Arrived at Grandad’s right on time and added all the food we’d taken with us to his already bursting fridge. We visited Grandma on the 9th floor. She was very slow and got sad when she couldn’t hug me.
One of the nurses tried to explain to Grandad about tumble drying and so forth. In the ward, the old lady opposite quacks, hootles, chirrups and calls for the nurse every 2 ½ minutes, day and night. The old lady in the corner sits primly in her high chair looking genially around the room, upright and smart. But there is Nobody Home. The one in the next bed is always on oxygen but never wakes up. The one diagonally opposite died last night but her name remains on the chart above her empty bed. Thus it is not a happy place for Grandma to be stuck and I am developing a healthy dislike for that all-pervading aroma of terminal antiseptic which I call “Blood”.

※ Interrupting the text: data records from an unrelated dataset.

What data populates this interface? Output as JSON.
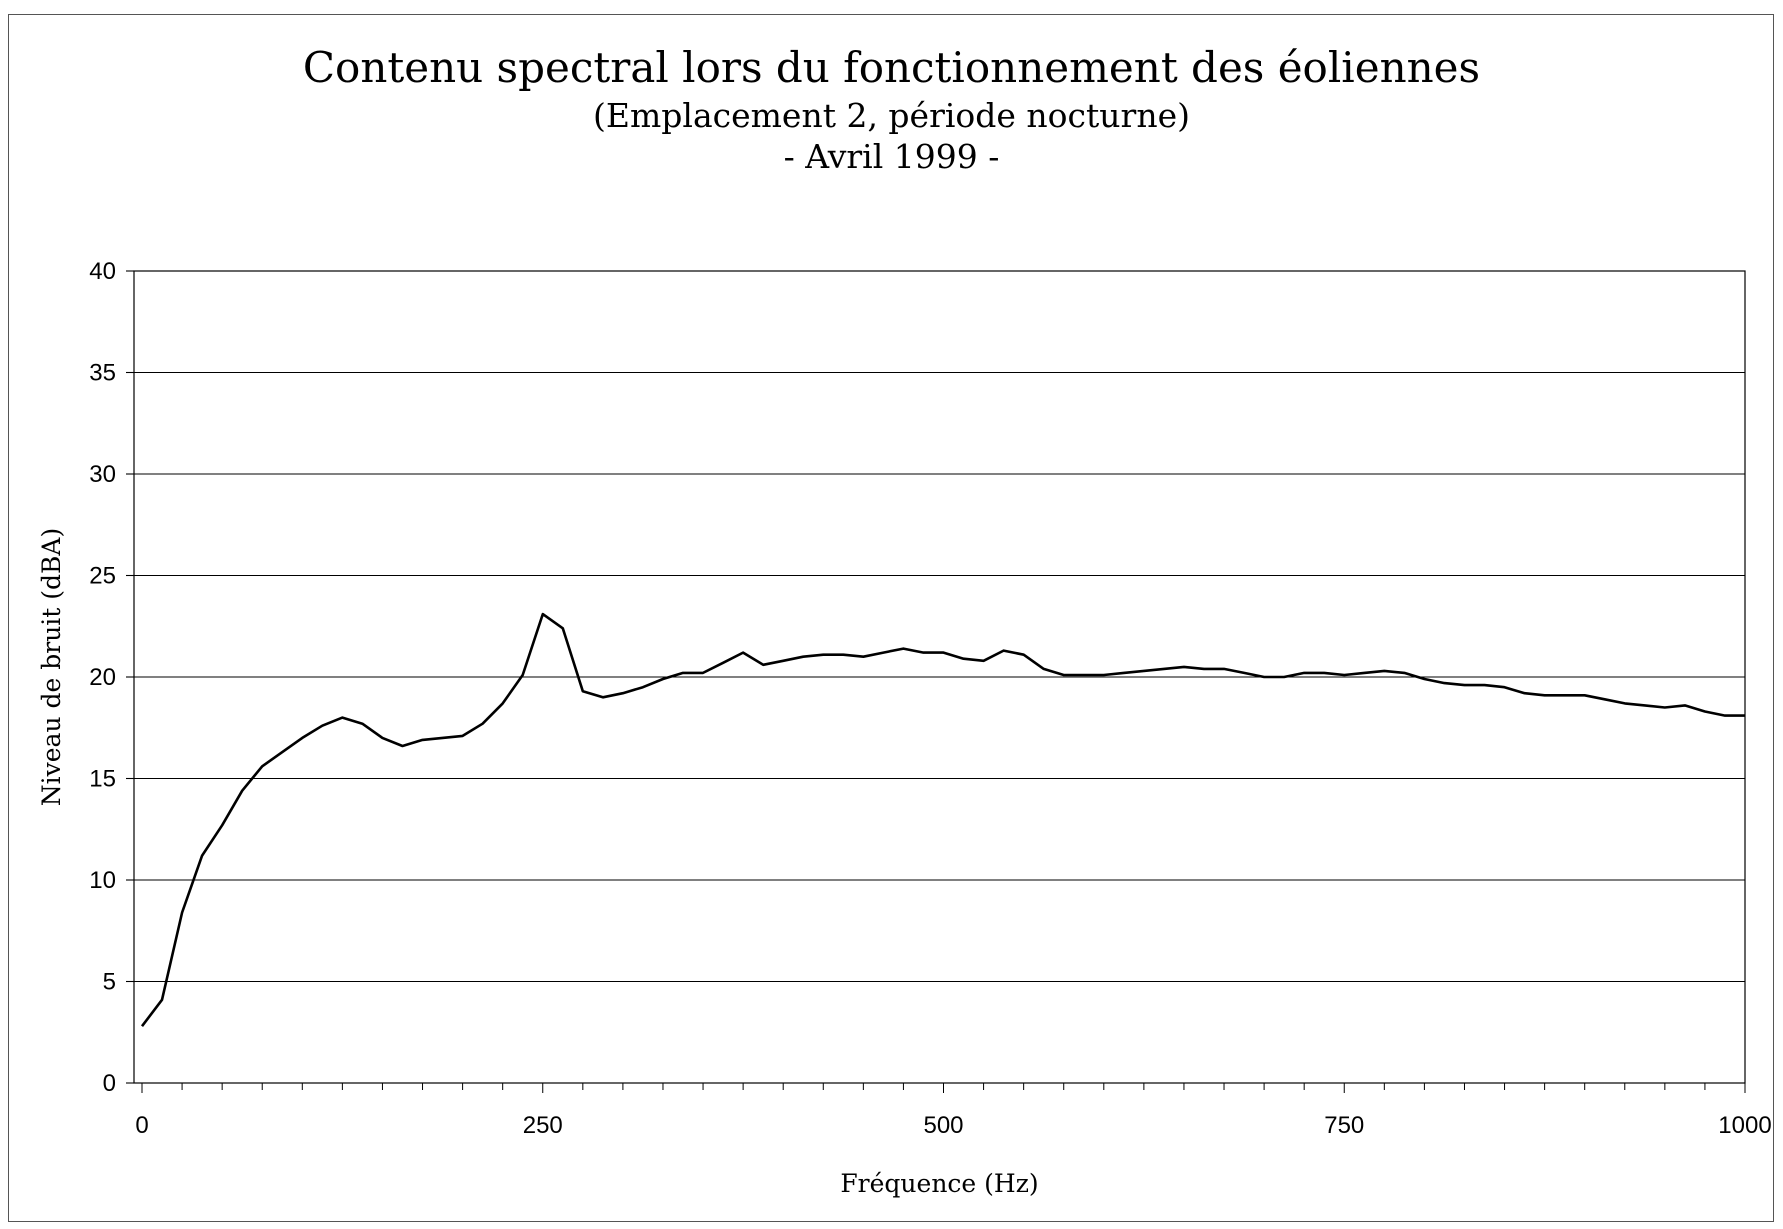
{
  "chart_data": {
    "type": "line",
    "title": "Contenu spectral lors du fonctionnement des éoliennes",
    "subtitle": "(Emplacement 2, période nocturne)",
    "subtitle2": "- Avril 1999 -",
    "xlabel": "Fréquence (Hz)",
    "ylabel": "Niveau de bruit (dBA)",
    "xlim": [
      0,
      1000
    ],
    "ylim": [
      0,
      40
    ],
    "xticks": [
      0,
      250,
      500,
      750,
      1000
    ],
    "yticks": [
      0,
      5,
      10,
      15,
      20,
      25,
      30,
      35,
      40
    ],
    "grid": true,
    "legend": "none",
    "line_color": "#000000",
    "series": [
      {
        "x": [
          0,
          12.5,
          25,
          37.5,
          50,
          62.5,
          75,
          87.5,
          100,
          112.5,
          125,
          137.5,
          150,
          162.5,
          175,
          187.5,
          200,
          212.5,
          225,
          237.5,
          250,
          262.5,
          275,
          287.5,
          300,
          312.5,
          325,
          337.5,
          350,
          362.5,
          375,
          387.5,
          400,
          412.5,
          425,
          437.5,
          450,
          462.5,
          475,
          487.5,
          500,
          512.5,
          525,
          537.5,
          550,
          562.5,
          575,
          587.5,
          600,
          612.5,
          625,
          637.5,
          650,
          662.5,
          675,
          687.5,
          700,
          712.5,
          725,
          737.5,
          750,
          762.5,
          775,
          787.5,
          800,
          812.5,
          825,
          837.5,
          850,
          862.5,
          875,
          887.5,
          900,
          912.5,
          925,
          937.5,
          950,
          962.5,
          975,
          987.5,
          1000
        ],
        "values": [
          2.8,
          4.1,
          8.4,
          11.2,
          12.7,
          14.4,
          15.6,
          16.3,
          17.0,
          17.6,
          18.0,
          17.7,
          17.0,
          16.6,
          16.9,
          17.0,
          17.1,
          17.7,
          18.7,
          20.1,
          23.1,
          22.4,
          19.3,
          19.0,
          19.2,
          19.5,
          19.9,
          20.2,
          20.2,
          20.7,
          21.2,
          20.6,
          20.8,
          21.0,
          21.1,
          21.1,
          21.0,
          21.2,
          21.4,
          21.2,
          21.2,
          20.9,
          20.8,
          21.3,
          21.1,
          20.4,
          20.1,
          20.1,
          20.1,
          20.2,
          20.3,
          20.4,
          20.5,
          20.4,
          20.4,
          20.2,
          20.0,
          20.0,
          20.2,
          20.2,
          20.1,
          20.2,
          20.3,
          20.2,
          19.9,
          19.7,
          19.6,
          19.6,
          19.5,
          19.2,
          19.1,
          19.1,
          19.1,
          18.9,
          18.7,
          18.6,
          18.5,
          18.6,
          18.3,
          18.1,
          18.1
        ]
      }
    ]
  }
}
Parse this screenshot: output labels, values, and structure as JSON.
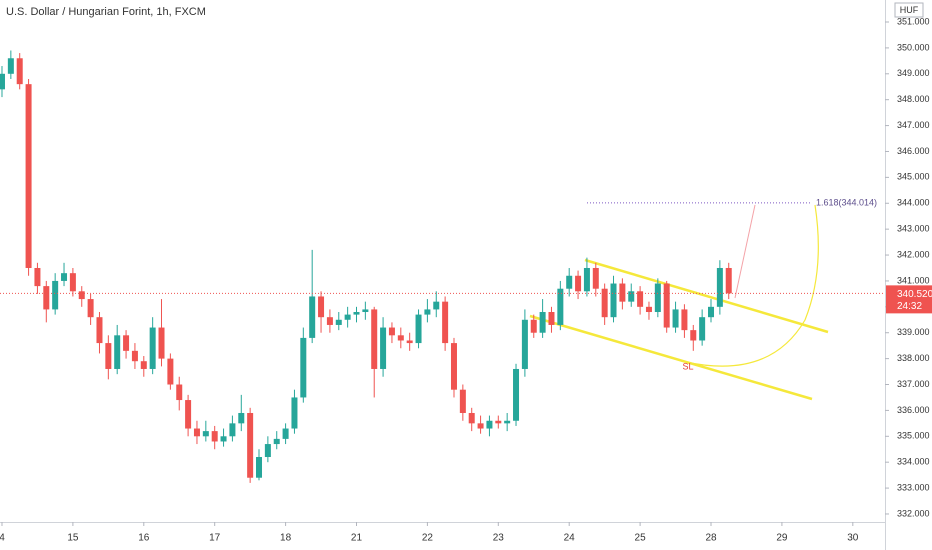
{
  "chart_data": {
    "type": "candlestick",
    "title": "U.S. Dollar / Hungarian Forint, 1h, FXCM",
    "currency": "HUF",
    "up_color": "#26a69a",
    "down_color": "#ef5350",
    "x": [
      0,
      0.125,
      0.25,
      0.375,
      0.5,
      0.625,
      0.75,
      0.875,
      1,
      1.125,
      1.25,
      1.375,
      1.5,
      1.625,
      1.75,
      1.875,
      2,
      2.125,
      2.25,
      2.375,
      2.5,
      2.625,
      2.75,
      2.875,
      3,
      3.125,
      3.25,
      3.375,
      3.5,
      3.625,
      3.75,
      3.875,
      4,
      4.125,
      4.25,
      4.375,
      4.5,
      4.625,
      4.75,
      4.875,
      5,
      5.125,
      5.25,
      5.375,
      5.5,
      5.625,
      5.75,
      5.875,
      6,
      6.125,
      6.25,
      6.375,
      6.5,
      6.625,
      6.75,
      6.875,
      7,
      7.125,
      7.25,
      7.375,
      7.5,
      7.625,
      7.75,
      7.875,
      8,
      8.125,
      8.25,
      8.375,
      8.5,
      8.625,
      8.75,
      8.875,
      9,
      9.125,
      9.25,
      9.375,
      9.5,
      9.625,
      9.75,
      9.875,
      10,
      10.125,
      10.25
    ],
    "open": [
      348.4,
      349.0,
      349.6,
      348.6,
      341.5,
      340.8,
      339.9,
      341.0,
      341.3,
      340.6,
      340.3,
      339.6,
      338.6,
      337.6,
      338.9,
      338.3,
      337.9,
      337.6,
      339.2,
      338.0,
      337.0,
      336.4,
      335.3,
      335.0,
      335.2,
      334.8,
      335.0,
      335.5,
      335.9,
      333.4,
      334.2,
      334.7,
      334.9,
      335.3,
      336.5,
      338.8,
      340.4,
      339.6,
      339.3,
      339.5,
      339.7,
      339.8,
      339.9,
      337.6,
      339.2,
      338.9,
      338.7,
      338.6,
      339.7,
      339.9,
      340.2,
      338.6,
      336.8,
      335.9,
      335.5,
      335.3,
      335.6,
      335.5,
      335.6,
      337.6,
      339.5,
      339.0,
      339.8,
      339.3,
      340.7,
      341.2,
      340.6,
      341.5,
      340.7,
      339.6,
      340.9,
      340.2,
      340.6,
      340.0,
      339.8,
      340.9,
      339.2,
      339.9,
      339.1,
      338.7,
      339.6,
      340.0,
      341.5
    ],
    "high": [
      349.3,
      349.9,
      349.8,
      348.8,
      341.7,
      341.0,
      341.3,
      341.7,
      341.5,
      340.8,
      340.5,
      339.8,
      338.9,
      339.3,
      339.1,
      338.6,
      338.1,
      339.6,
      340.3,
      338.2,
      337.3,
      336.6,
      335.6,
      335.6,
      335.4,
      335.3,
      335.8,
      336.6,
      336.1,
      334.5,
      335.0,
      335.2,
      335.5,
      336.8,
      339.2,
      342.2,
      340.6,
      339.9,
      339.8,
      340.0,
      340.0,
      340.2,
      340.0,
      339.6,
      339.4,
      339.2,
      339.0,
      339.9,
      340.3,
      340.6,
      340.4,
      338.8,
      337.0,
      336.1,
      335.8,
      335.8,
      335.8,
      335.9,
      337.8,
      339.9,
      339.7,
      340.3,
      340.0,
      341.0,
      341.5,
      341.4,
      341.9,
      341.7,
      340.9,
      341.2,
      341.1,
      340.9,
      340.8,
      340.2,
      341.1,
      341.0,
      340.2,
      340.1,
      339.3,
      339.9,
      340.3,
      341.8,
      341.7
    ],
    "low": [
      348.1,
      348.8,
      348.4,
      341.2,
      340.5,
      339.4,
      339.7,
      340.8,
      340.4,
      340.0,
      339.3,
      338.2,
      337.2,
      337.4,
      338.0,
      337.6,
      337.3,
      337.4,
      337.7,
      336.8,
      336.0,
      335.0,
      334.7,
      334.8,
      334.5,
      334.6,
      334.8,
      335.2,
      333.2,
      333.3,
      334.0,
      334.5,
      334.7,
      335.1,
      336.3,
      338.6,
      339.0,
      339.0,
      339.1,
      339.2,
      339.4,
      339.5,
      336.5,
      337.3,
      338.6,
      338.4,
      338.3,
      338.4,
      339.4,
      339.6,
      338.3,
      336.5,
      335.6,
      335.2,
      335.1,
      335.0,
      335.3,
      335.2,
      335.4,
      337.3,
      338.8,
      338.8,
      339.0,
      339.1,
      340.4,
      340.3,
      340.4,
      340.4,
      339.3,
      339.4,
      339.9,
      340.0,
      339.7,
      339.5,
      339.6,
      339.0,
      339.0,
      338.8,
      338.3,
      338.5,
      339.4,
      339.7,
      340.3
    ],
    "close": [
      349.0,
      349.6,
      348.6,
      341.5,
      340.8,
      339.9,
      341.0,
      341.3,
      340.6,
      340.3,
      339.6,
      338.6,
      337.6,
      338.9,
      338.3,
      337.9,
      337.6,
      339.2,
      338.0,
      337.0,
      336.4,
      335.3,
      335.0,
      335.2,
      334.8,
      335.0,
      335.5,
      335.9,
      333.4,
      334.2,
      334.7,
      334.9,
      335.3,
      336.5,
      338.8,
      340.4,
      339.6,
      339.3,
      339.5,
      339.7,
      339.8,
      339.9,
      337.6,
      339.2,
      338.9,
      338.7,
      338.6,
      339.7,
      339.9,
      340.2,
      338.6,
      336.8,
      335.9,
      335.5,
      335.3,
      335.6,
      335.5,
      335.6,
      337.6,
      339.5,
      339.0,
      339.8,
      339.3,
      340.7,
      341.2,
      340.6,
      341.5,
      340.7,
      339.6,
      340.9,
      340.2,
      340.6,
      340.0,
      339.8,
      340.9,
      339.2,
      339.9,
      339.1,
      338.7,
      339.6,
      340.0,
      341.5,
      340.52
    ],
    "last_price": {
      "value": 340.52,
      "label": "340.520"
    },
    "countdown": "24:32",
    "fib_level": {
      "value": 344.014,
      "label": "1.618(344.014)"
    },
    "annotation": "SL",
    "xlim": [
      -0.028,
      12.454
    ],
    "xticks": [
      {
        "value": 0,
        "label": "4"
      },
      {
        "value": 1,
        "label": "15"
      },
      {
        "value": 2,
        "label": "16"
      },
      {
        "value": 3,
        "label": "17"
      },
      {
        "value": 4,
        "label": "18"
      },
      {
        "value": 5,
        "label": "21"
      },
      {
        "value": 6,
        "label": "22"
      },
      {
        "value": 7,
        "label": "23"
      },
      {
        "value": 8,
        "label": "24"
      },
      {
        "value": 9,
        "label": "25"
      },
      {
        "value": 10,
        "label": "28"
      },
      {
        "value": 11,
        "label": "29"
      },
      {
        "value": 12,
        "label": "30"
      }
    ],
    "ylim": [
      331.69,
      351.85
    ],
    "yticks": [
      {
        "value": 332,
        "label": "332.000"
      },
      {
        "value": 333,
        "label": "333.000"
      },
      {
        "value": 334,
        "label": "334.000"
      },
      {
        "value": 335,
        "label": "335.000"
      },
      {
        "value": 336,
        "label": "336.000"
      },
      {
        "value": 337,
        "label": "337.000"
      },
      {
        "value": 338,
        "label": "338.000"
      },
      {
        "value": 339,
        "label": "339.000"
      },
      {
        "value": 340,
        "label": "340.000"
      },
      {
        "value": 341,
        "label": "341.000"
      },
      {
        "value": 342,
        "label": "342.000"
      },
      {
        "value": 343,
        "label": "343.000"
      },
      {
        "value": 344,
        "label": "344.000"
      },
      {
        "value": 345,
        "label": "345.000"
      },
      {
        "value": 346,
        "label": "346.000"
      },
      {
        "value": 347,
        "label": "347.000"
      },
      {
        "value": 348,
        "label": "348.000"
      },
      {
        "value": 349,
        "label": "349.000"
      },
      {
        "value": 350,
        "label": "350.000"
      },
      {
        "value": 351,
        "label": "351.000"
      }
    ]
  }
}
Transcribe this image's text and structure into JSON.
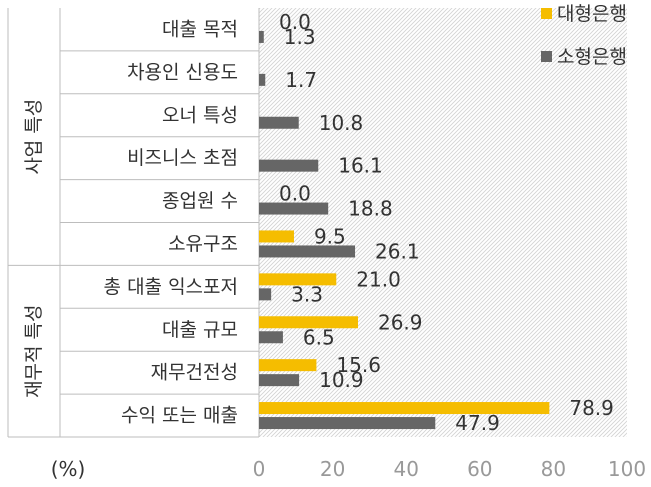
{
  "chart_data": {
    "type": "bar",
    "orientation": "horizontal",
    "unit_label": "(%)",
    "groups": [
      {
        "name": "사업 특성",
        "categories": [
          "대출 목적",
          "차용인 신용도",
          "오너 특성",
          "비즈니스 초점",
          "종업원 수",
          "소유구조"
        ]
      },
      {
        "name": "재무적 특성",
        "categories": [
          "총 대출 익스포저",
          "대출 규모",
          "재무건전성",
          "수익 또는 매출"
        ]
      }
    ],
    "categories": [
      "대출 목적",
      "차용인 신용도",
      "오너 특성",
      "비즈니스 초점",
      "종업원 수",
      "소유구조",
      "총 대출 익스포저",
      "대출 규모",
      "재무건전성",
      "수익 또는 매출"
    ],
    "series": [
      {
        "name": "대형은행",
        "color": "#F5BD00",
        "values": [
          0.0,
          null,
          null,
          null,
          0.0,
          9.5,
          21.0,
          26.9,
          15.6,
          78.9
        ],
        "labels": [
          "0.0",
          "",
          "",
          "",
          "0.0",
          "9.5",
          "21.0",
          "26.9",
          "15.6",
          "78.9"
        ]
      },
      {
        "name": "소형은행",
        "color": "#666666",
        "values": [
          1.3,
          1.7,
          10.8,
          16.1,
          18.8,
          26.1,
          3.3,
          6.5,
          10.9,
          47.9
        ],
        "labels": [
          "1.3",
          "1.7",
          "10.8",
          "16.1",
          "18.8",
          "26.1",
          "3.3",
          "6.5",
          "10.9",
          "47.9"
        ]
      }
    ],
    "xlim": [
      0,
      100
    ],
    "xticks": [
      "0",
      "20",
      "40",
      "60",
      "80",
      "100"
    ],
    "grid": false,
    "plot_background": "hatched",
    "legend_position": "top-right"
  }
}
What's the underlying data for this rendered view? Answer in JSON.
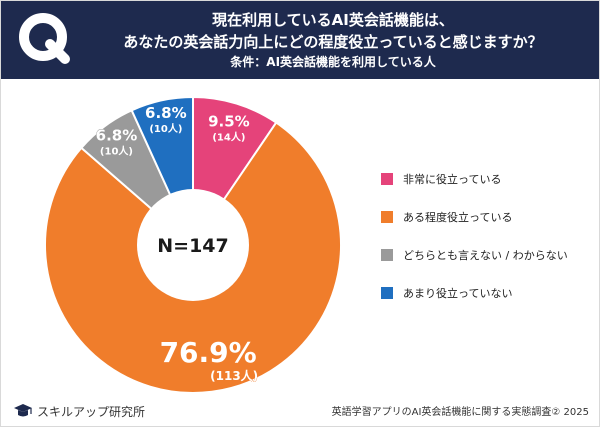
{
  "header": {
    "line1": "現在利用しているAI英会話機能は、",
    "line2": "あなたの英会話力向上にどの程度役立っていると感じますか？",
    "line3": "条件：AI英会話機能を利用している人"
  },
  "chart_data": {
    "type": "pie",
    "variant": "donut",
    "center_label": "N=147",
    "slices": [
      {
        "label": "非常に役立っている",
        "percent": 9.5,
        "percent_label": "9.5%",
        "count_label": "(14人)",
        "color": "#e5437a"
      },
      {
        "label": "ある程度役立っている",
        "percent": 76.9,
        "percent_label": "76.9%",
        "count_label": "(113人)",
        "color": "#f07d2b"
      },
      {
        "label": "どちらとも言えない / わからない",
        "percent": 6.8,
        "percent_label": "6.8%",
        "count_label": "(10人)",
        "color": "#9a9a9a"
      },
      {
        "label": "あまり役立っていない",
        "percent": 6.8,
        "percent_label": "6.8%",
        "count_label": "(10人)",
        "color": "#1f6fc0"
      }
    ],
    "legend_position": "right"
  },
  "footer": {
    "brand": "スキルアップ研究所",
    "source": "英語学習アプリのAI英会話機能に関する実態調査② 2025"
  },
  "icons": {
    "header_mark": "q-mark-icon",
    "brand_logo": "graduation-cap-logo-icon"
  }
}
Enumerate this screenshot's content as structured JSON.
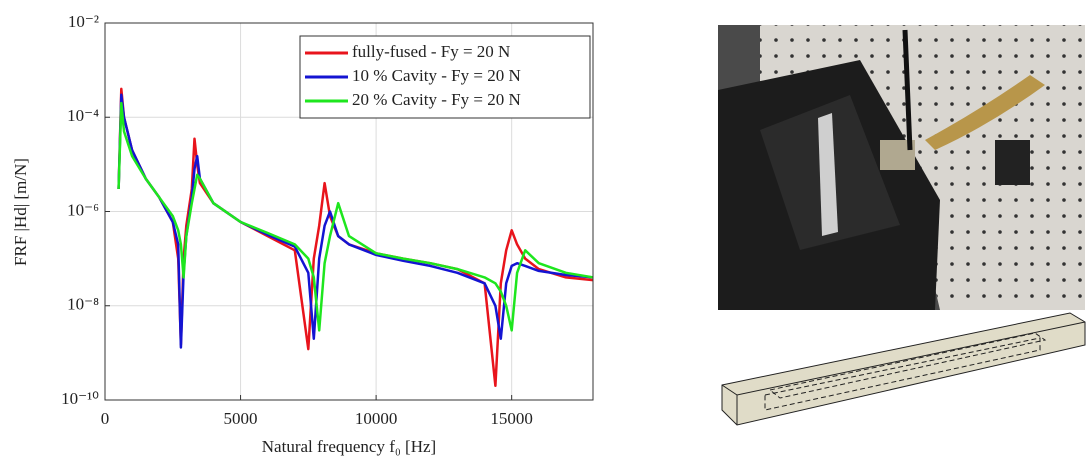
{
  "chart_data": {
    "type": "line",
    "xlabel": "Natural frequency f₀ [Hz]",
    "ylabel": "FRF |Hd| [m/N]",
    "yscale": "log",
    "grid": true,
    "legend": "upper right",
    "xlim": [
      0,
      18000
    ],
    "xticks": [
      0,
      5000,
      10000,
      15000
    ],
    "ylim": [
      1e-10,
      0.01
    ],
    "yticks": [
      {
        "value": 1e-10,
        "label": "10⁻¹⁰"
      },
      {
        "value": 1e-08,
        "label": "10⁻⁸"
      },
      {
        "value": 1e-06,
        "label": "10⁻⁶"
      },
      {
        "value": 0.0001,
        "label": "10⁻⁴"
      },
      {
        "value": 0.01,
        "label": "10⁻²"
      }
    ],
    "x": [
      500,
      600,
      700,
      1000,
      1500,
      2000,
      2500,
      2700,
      2800,
      2900,
      3000,
      3200,
      3300,
      3400,
      3500,
      4000,
      5000,
      6000,
      7000,
      7500,
      7700,
      7900,
      8100,
      8300,
      8600,
      9000,
      10000,
      11000,
      12000,
      13000,
      14000,
      14400,
      14600,
      14800,
      15000,
      15200,
      15500,
      16000,
      17000,
      18000
    ],
    "series": [
      {
        "name": "fully-fused - Fy = 20 N",
        "color": "#e8141c",
        "values": [
          3e-06,
          0.0004,
          0.0001,
          2e-05,
          5e-06,
          2e-06,
          6e-07,
          1e-07,
          1.5e-09,
          1e-07,
          5e-07,
          3e-06,
          3.5e-05,
          1e-05,
          4e-06,
          1.5e-06,
          6e-07,
          3e-07,
          1.5e-07,
          1.2e-09,
          1e-07,
          5e-07,
          4e-06,
          8e-07,
          3e-07,
          2e-07,
          1.3e-07,
          1e-07,
          8e-08,
          6e-08,
          3e-08,
          2e-10,
          3e-08,
          1.5e-07,
          4e-07,
          2e-07,
          1e-07,
          6e-08,
          4e-08,
          3.5e-08
        ]
      },
      {
        "name": "10 % Cavity - Fy = 20 N",
        "color": "#1414d2",
        "values": [
          3e-06,
          0.0003,
          0.0001,
          2e-05,
          5e-06,
          2e-06,
          6e-07,
          2e-07,
          1.3e-09,
          5e-08,
          3e-07,
          2e-06,
          8e-06,
          1.5e-05,
          5e-06,
          1.5e-06,
          6e-07,
          3.2e-07,
          1.8e-07,
          5e-08,
          2e-09,
          1e-07,
          5e-07,
          1e-06,
          3e-07,
          2e-07,
          1.2e-07,
          9e-08,
          7e-08,
          5e-08,
          3e-08,
          1e-08,
          2e-09,
          3e-08,
          7e-08,
          8e-08,
          7e-08,
          5.5e-08,
          4.5e-08,
          4e-08
        ]
      },
      {
        "name": "20 % Cavity - Fy = 20 N",
        "color": "#1ee61e",
        "values": [
          3e-06,
          0.0002,
          5e-05,
          1.5e-05,
          5e-06,
          2e-06,
          8e-07,
          4e-07,
          2e-07,
          4e-08,
          3e-07,
          1.5e-06,
          3e-06,
          6e-06,
          5e-06,
          1.5e-06,
          6e-07,
          3.5e-07,
          2e-07,
          1e-07,
          4e-08,
          3e-09,
          8e-08,
          3e-07,
          1.5e-06,
          3e-07,
          1.3e-07,
          1e-07,
          8e-08,
          6e-08,
          4e-08,
          3e-08,
          2e-08,
          1e-08,
          3e-09,
          5e-08,
          1.5e-07,
          8e-08,
          5e-08,
          4e-08
        ]
      }
    ]
  }
}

They took turns to escort me around the hospital via the lifts. We found the childrens’ ward and their train set that is just like mine and Bens’ but eventually we were rumbled as intruders, technically, and we had to go. Then we visited Giant Tesco where I got a Tom & Jerry DVD and GDad bought a microwave oven: we christened it cooking my supper of Jof’s macaroni cheese and some lasagne that GMa had left for me. The cat is small but very noisy and doesn’t understand why it isn’t on your lap being fed prawns, much like a feline five year-old.
Bud made supper but then GDad felt unwell: he says it’s remarkable that he has not already poisoned himself, and the cat was the surprised yet replete beneficiary of Jof’s shepherd’s pie.
They made me read 1½ books but then I crashed out while GDad finished his third extended bout of tortuous vomiting. Nobody’s having a great time.